The backend is the single launch owner. spex new / spex session new POST to the running backend, so the launch always runs where the launch env and cap live. The caller can be another agent whose env was stripped of SPEXCODE_CLAUDE_CMD, so an in-process launch there spawns bare-claude workers that 401 at boot. The CLI falls back to in-process only when no backend answers (warning that it then carries the caller's env, no cap).

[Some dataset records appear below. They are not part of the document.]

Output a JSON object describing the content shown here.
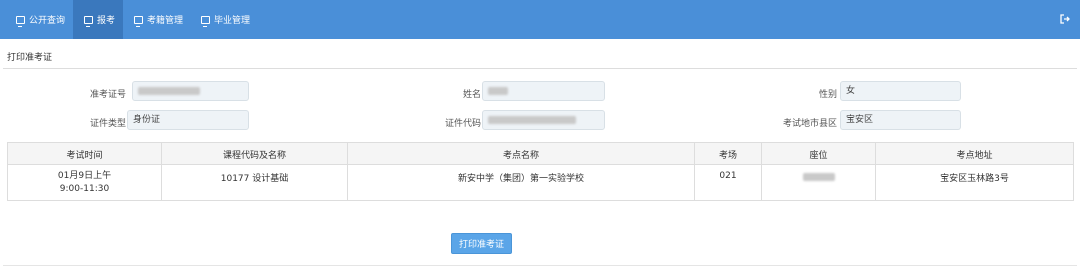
{
  "nav": {
    "items": [
      {
        "label": "公开查询",
        "icon": "monitor-icon",
        "active": false
      },
      {
        "label": "报考",
        "icon": "monitor-icon",
        "active": true
      },
      {
        "label": "考籍管理",
        "icon": "monitor-icon",
        "active": false
      },
      {
        "label": "毕业管理",
        "icon": "monitor-icon",
        "active": false
      }
    ],
    "logout_icon": "logout-icon"
  },
  "section": {
    "title": "打印准考证"
  },
  "form": {
    "exam_no_label": "准考证号",
    "name_label": "姓名",
    "gender_label": "性别",
    "gender_value": "女",
    "id_type_label": "证件类型",
    "id_type_value": "身份证",
    "id_code_label": "证件代码",
    "district_label": "考试地市县区",
    "district_value": "宝安区"
  },
  "table": {
    "headers": [
      "考试时间",
      "课程代码及名称",
      "考点名称",
      "考场",
      "座位",
      "考点地址"
    ],
    "row": {
      "time_line1": "01月9日上午",
      "time_line2": "9:00-11:30",
      "course": "10177 设计基础",
      "site": "新安中学（集团）第一实验学校",
      "room": "021",
      "address": "宝安区玉林路3号"
    }
  },
  "actions": {
    "print_label": "打印准考证"
  },
  "colors": {
    "navbar": "#4a8fd8",
    "nav_active": "#3a78bd",
    "button": "#5aa5e8"
  }
}
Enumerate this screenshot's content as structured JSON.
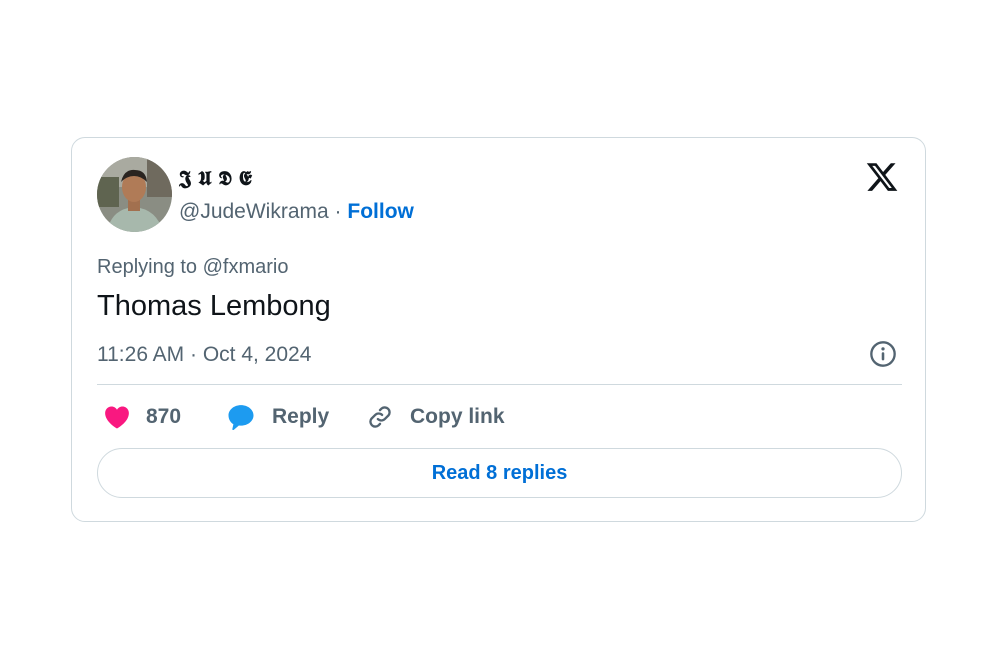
{
  "tweet": {
    "author": {
      "display_name": "𝕵 𝖀 𝕯 𝕰",
      "handle": "@JudeWikrama",
      "separator": "·",
      "follow_label": "Follow"
    },
    "replying_to": "Replying to @fxmario",
    "text": "Thomas Lembong",
    "timestamp": "11:26 AM · Oct 4, 2024",
    "actions": {
      "like_count": "870",
      "reply_label": "Reply",
      "copy_link_label": "Copy link"
    },
    "read_replies_label": "Read 8 replies",
    "icons": {
      "brand": "x-logo-icon",
      "info": "info-icon",
      "like": "heart-icon",
      "reply": "speech-bubble-icon",
      "copy": "link-icon"
    },
    "colors": {
      "like": "#f91880",
      "reply": "#1d9bf0",
      "link_text": "#006fd6",
      "muted": "#536471"
    }
  }
}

The launch is project-bound; the route is not — so the launch guards its project. A launch builds the worktree under the backend's OWN mainRoot, but the route to a backend is a bare URL (SPEXCODE_API_URL, else the local-port default) carrying no project identity. So a stale inherited SPEXCODE_API_URL pointing at another repo's backend would silently land the session in the WRONG repo — the exact decoupling the remote-client read/control verbs exploit on purpose (point anywhere to monitor any machine) becomes a correctness hole the moment the verb mutates. The fix lives at the client launch seam: before POSTing, spex new compares the caller's cwd repo root to the backend's served root (GET /api/layout .main) and refuses, loud, on a provable same-host mismatch — cwd is in <A> but the backend serves <B>, with the repair (cd <A> && spex serve, or point the env at it). It fires only on a positive mismatch: no local repo, an unreachable backend, or a served root that isn't a resolvable local path (a genuinely remote backend) all fall through to allow, so legit cross-machine dispatch and the viewer-points-anywhere model stay intact. This is the same FAIL-LOUD-never-silent-fallback rule remote-client states, applied to launch: a mutating verb must never silently act on the wrong project.

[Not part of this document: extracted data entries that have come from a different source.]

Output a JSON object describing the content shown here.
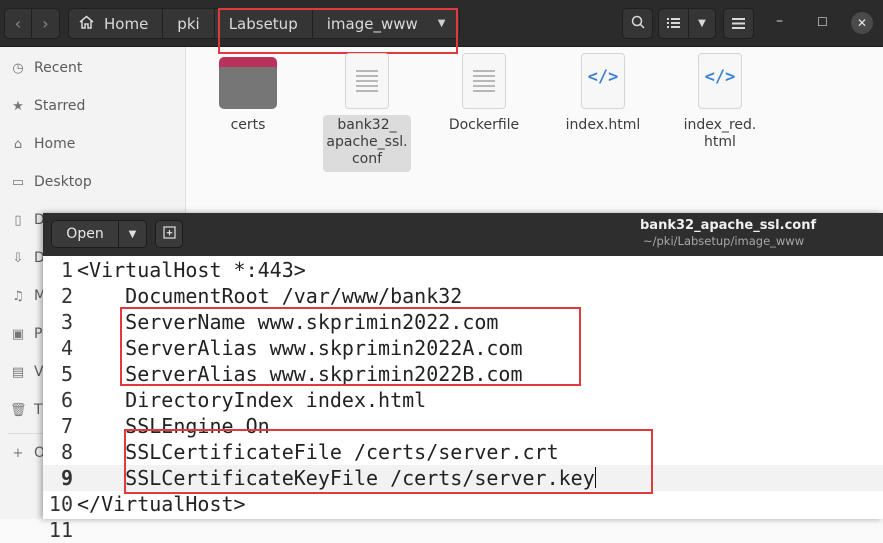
{
  "file_manager": {
    "path": {
      "home": "Home",
      "pki": "pki",
      "labsetup": "Labsetup",
      "current": "image_www"
    },
    "sidebar": [
      {
        "icon": "clock-icon",
        "label": "Recent"
      },
      {
        "icon": "star-icon",
        "label": "Starred"
      },
      {
        "icon": "home-icon",
        "label": "Home"
      },
      {
        "icon": "desktop-icon",
        "label": "Desktop"
      },
      {
        "icon": "document-icon",
        "label": "D"
      },
      {
        "icon": "download-icon",
        "label": "D"
      },
      {
        "icon": "music-icon",
        "label": "M"
      },
      {
        "icon": "picture-icon",
        "label": "P"
      },
      {
        "icon": "video-icon",
        "label": "V"
      },
      {
        "icon": "trash-icon",
        "label": "T"
      },
      {
        "icon": "plus-icon",
        "label": "O"
      }
    ],
    "files": [
      {
        "name": "certs",
        "type": "folder"
      },
      {
        "name": "bank32_\napache_ssl.\nconf",
        "type": "text",
        "selected": true
      },
      {
        "name": "Dockerfile",
        "type": "text"
      },
      {
        "name": "index.html",
        "type": "html"
      },
      {
        "name": "index_red.\nhtml",
        "type": "html"
      }
    ]
  },
  "editor": {
    "open_label": "Open",
    "title": "bank32_apache_ssl.conf",
    "subtitle": "~/pki/Labsetup/image_www",
    "current_line": 9,
    "lines": [
      {
        "n": "1",
        "text": "<VirtualHost *:443>"
      },
      {
        "n": "2",
        "text": "    DocumentRoot /var/www/bank32"
      },
      {
        "n": "3",
        "text": "    ServerName www.skprimin2022.com"
      },
      {
        "n": "4",
        "text": "    ServerAlias www.skprimin2022A.com"
      },
      {
        "n": "5",
        "text": "    ServerAlias www.skprimin2022B.com"
      },
      {
        "n": "6",
        "text": "    DirectoryIndex index.html"
      },
      {
        "n": "7",
        "text": "    SSLEngine On"
      },
      {
        "n": "8",
        "text": "    SSLCertificateFile /certs/server.crt"
      },
      {
        "n": "9",
        "text": "    SSLCertificateKeyFile /certs/server.key"
      },
      {
        "n": "10",
        "text": "</VirtualHost>"
      },
      {
        "n": "11",
        "text": ""
      }
    ]
  },
  "colors": {
    "highlight_box": "#e0393e",
    "folder_tab": "#b8325a",
    "html_icon": "#3d83d6"
  }
}
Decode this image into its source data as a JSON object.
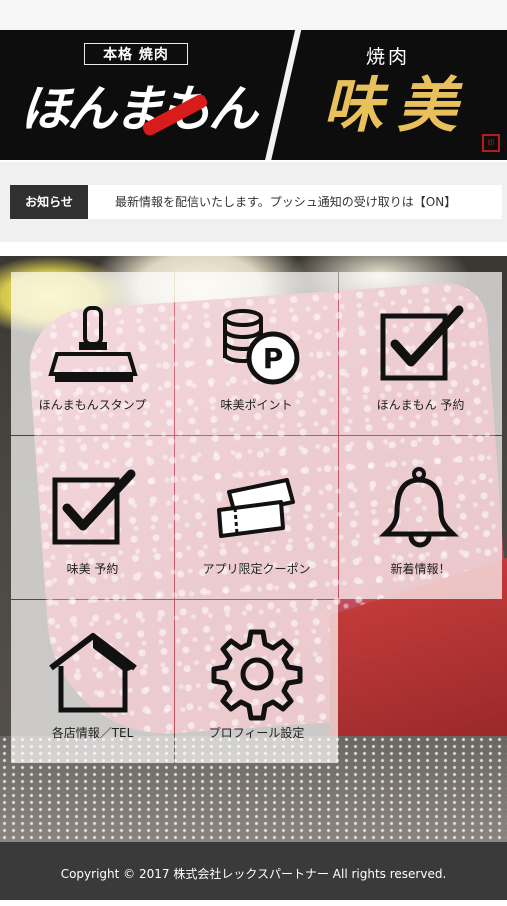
{
  "banner": {
    "left_tag": "本格 焼肉",
    "left_title": "ほんまもん",
    "right_small": "焼肉",
    "right_title": "味美"
  },
  "news": {
    "label": "お知らせ",
    "text": "最新情報を配信いたします。プッシュ通知の受け取りは【ON】"
  },
  "menu": [
    {
      "label": "ほんまもんスタンプ",
      "icon": "stamp-icon"
    },
    {
      "label": "味美ポイント",
      "icon": "coins-point-icon"
    },
    {
      "label": "ほんまもん 予約",
      "icon": "checkbox-icon"
    },
    {
      "label": "味美 予約",
      "icon": "checkbox-icon"
    },
    {
      "label": "アプリ限定クーポン",
      "icon": "coupon-icon"
    },
    {
      "label": "新着情報！",
      "icon": "bell-icon"
    },
    {
      "label": "各店情報／TEL",
      "icon": "house-icon"
    },
    {
      "label": "プロフィール設定",
      "icon": "gear-icon"
    }
  ],
  "footer": {
    "copyright": "Copyright © 2017 株式会社レックスパートナー All rights reserved."
  }
}
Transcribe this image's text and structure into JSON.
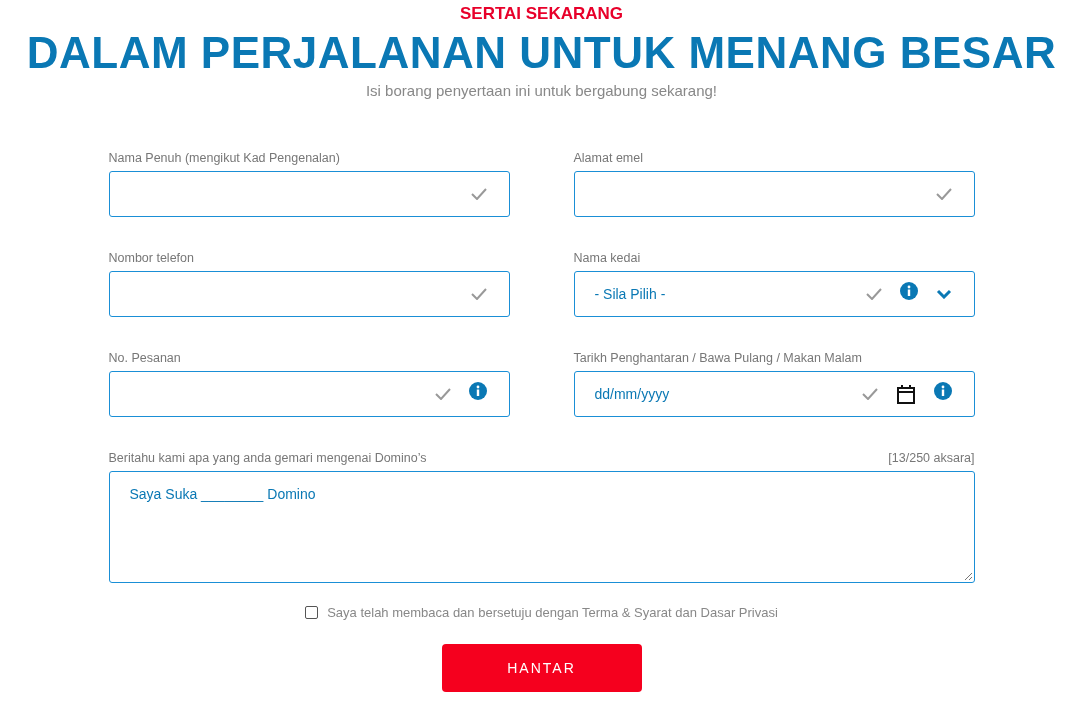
{
  "header": {
    "kicker": "SERTAI SEKARANG",
    "title": "DALAM PERJALANAN UNTUK MENANG BESAR",
    "subtitle": "Isi borang penyertaan ini untuk bergabung sekarang!"
  },
  "fields": [
    {
      "label": "Nama Penuh (mengikut Kad Pengenalan)",
      "kind": "text",
      "info": false
    },
    {
      "label": "Alamat emel",
      "kind": "text",
      "info": false
    },
    {
      "label": "Nombor telefon",
      "kind": "text",
      "info": false
    },
    {
      "label": "Nama kedai",
      "kind": "select",
      "value": "- Sila Pilih -",
      "info": true
    },
    {
      "label": "No. Pesanan",
      "kind": "text",
      "info": true
    },
    {
      "label": "Tarikh Penghantaran / Bawa Pulang / Makan Malam",
      "kind": "date",
      "value": "dd/mm/yyyy",
      "info": true
    }
  ],
  "message": {
    "label": "Beritahu kami apa yang anda gemari mengenai Domino’s",
    "counter": "[13/250 aksara]",
    "value": "Saya Suka ________ Domino"
  },
  "agree": {
    "label": "Saya telah membaca dan bersetuju dengan Terma & Syarat dan Dasar Privasi",
    "checked": false
  },
  "submit": "HANTAR"
}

Resilient bring-up. A launcher can lose a transient startup race — the reclaude daemon flapping on a version skew — and exit within seconds, before the rendezvous socket ever appears: a fast exit that is the race, not the work. The launch script therefore retries a bounded number of times on a fast exit and stops the instant the agent has run past the boot window, so a normal long-lived session is never relaunched on its eventual exit. The boot grace and the ready-wait both span this retry window, so liveness reads starting and the concurrency slot stays held until the worker is genuinely online — or truly dead. This only closes the startup race; it adds no fallback and never masks a dead agent.

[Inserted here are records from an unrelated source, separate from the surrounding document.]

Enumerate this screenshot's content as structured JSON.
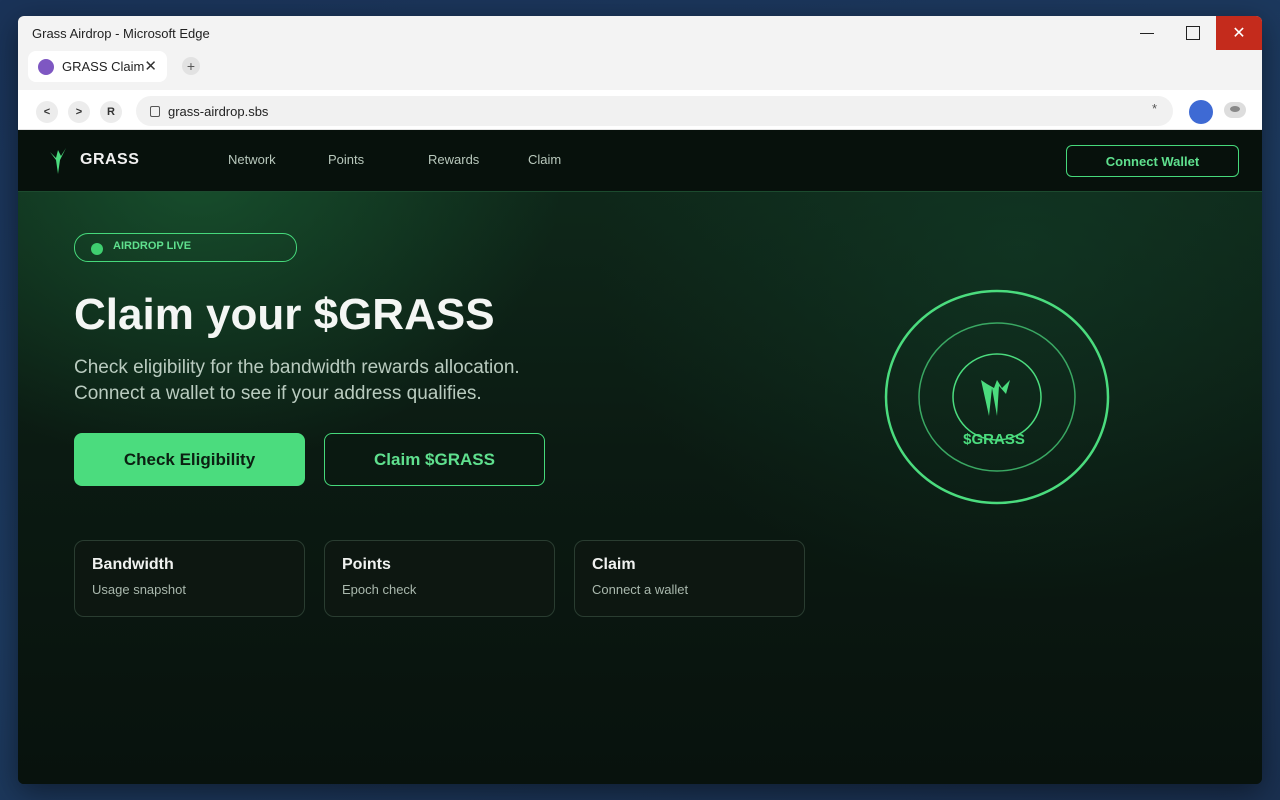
{
  "window": {
    "title": "Grass Airdrop - Microsoft Edge",
    "minimize_glyph": "",
    "close_glyph": "✕"
  },
  "tabs": [
    {
      "label": "GRASS Claim",
      "close": "✕"
    }
  ],
  "new_tab": "+",
  "addressbar": {
    "back": "<",
    "forward": ">",
    "reload": "R",
    "url": "grass-airdrop.sbs",
    "star": "*"
  },
  "site": {
    "brand": "GRASS",
    "nav": [
      "Network",
      "Points",
      "Rewards",
      "Claim"
    ],
    "connect_label": "Connect Wallet"
  },
  "hero": {
    "badge": "AIRDROP LIVE",
    "headline": "Claim your $GRASS",
    "subtitle_1": "Check eligibility for the bandwidth rewards allocation.",
    "subtitle_2": "Connect a wallet to see if your address qualifies.",
    "primary_button": "Check Eligibility",
    "secondary_button": "Claim $GRASS",
    "token_label": "$GRASS"
  },
  "cards": [
    {
      "title": "Bandwidth",
      "subtitle": "Usage snapshot"
    },
    {
      "title": "Points",
      "subtitle": "Epoch check"
    },
    {
      "title": "Claim",
      "subtitle": "Connect a wallet"
    }
  ],
  "colors": {
    "accent": "#4bdc7e",
    "close_button": "#c42b1c",
    "profile": "#3e6ad4",
    "tab_favicon": "#7e57c2"
  }
}
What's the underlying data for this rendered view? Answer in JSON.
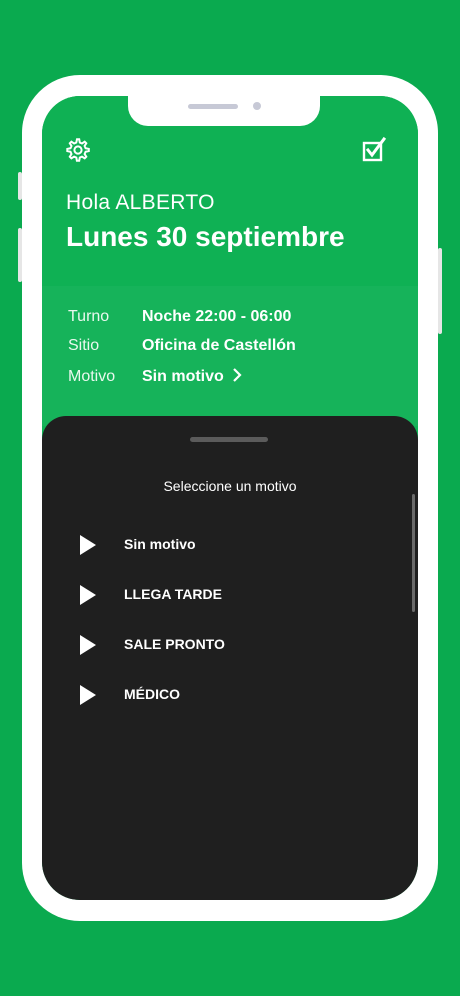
{
  "header": {
    "settings_icon": "gear-icon",
    "edit_icon": "checkbox-edit-icon",
    "greeting": "Hola ALBERTO",
    "date": "Lunes 30 septiembre"
  },
  "info": {
    "turno_label": "Turno",
    "turno_value": "Noche 22:00 - 06:00",
    "sitio_label": "Sitio",
    "sitio_value": "Oficina de Castellón",
    "motivo_label": "Motivo",
    "motivo_value": "Sin motivo"
  },
  "sheet": {
    "title": "Seleccione un motivo",
    "options": [
      {
        "label": "Sin motivo"
      },
      {
        "label": "LLEGA TARDE"
      },
      {
        "label": "SALE PRONTO"
      },
      {
        "label": "MÉDICO"
      }
    ]
  },
  "colors": {
    "background": "#0aaa4f",
    "header": "#0fb154",
    "sheet": "#1f1f1f"
  }
}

Concurrency cap (bounded working set)

At most N agents run autonomously progressing at once — N configured per project in spexcode.json (sessions.maxActive, default 6), not hardcoded, read live so an edit applies on the next drain (the SPEXCODE_MAX_ACTIVE env is a fallback). A slot is compute pressure: a session holds one only while live AND working or parked (self-resuming). Everything waiting on the human frees its slotidle, asking, and the proposals (review/done/close-pending) — like offline/closed, since they burn no compute and must never block a launch. A launch beyond the cap lands as a durable queued worktree (fully prepared, claude not started, its prompt parked as the launch artifact in the global store). A drainer starts queued sessions oldest-first the instant a slot frees — on every slot-freeing server action and on a periodic tick (catching frees the server never sees: a hook subprocess, a crash). A restart re-drains survivors. reopen relaunches a dead session and waits for its rendezvous socket before returning, so a follow-on dispatch hits a live socket. closeSession is the only removal — human-only, deleting the worktree, sweeping the rendezvous socket (in the tmpdir), and removing the session's global record dir.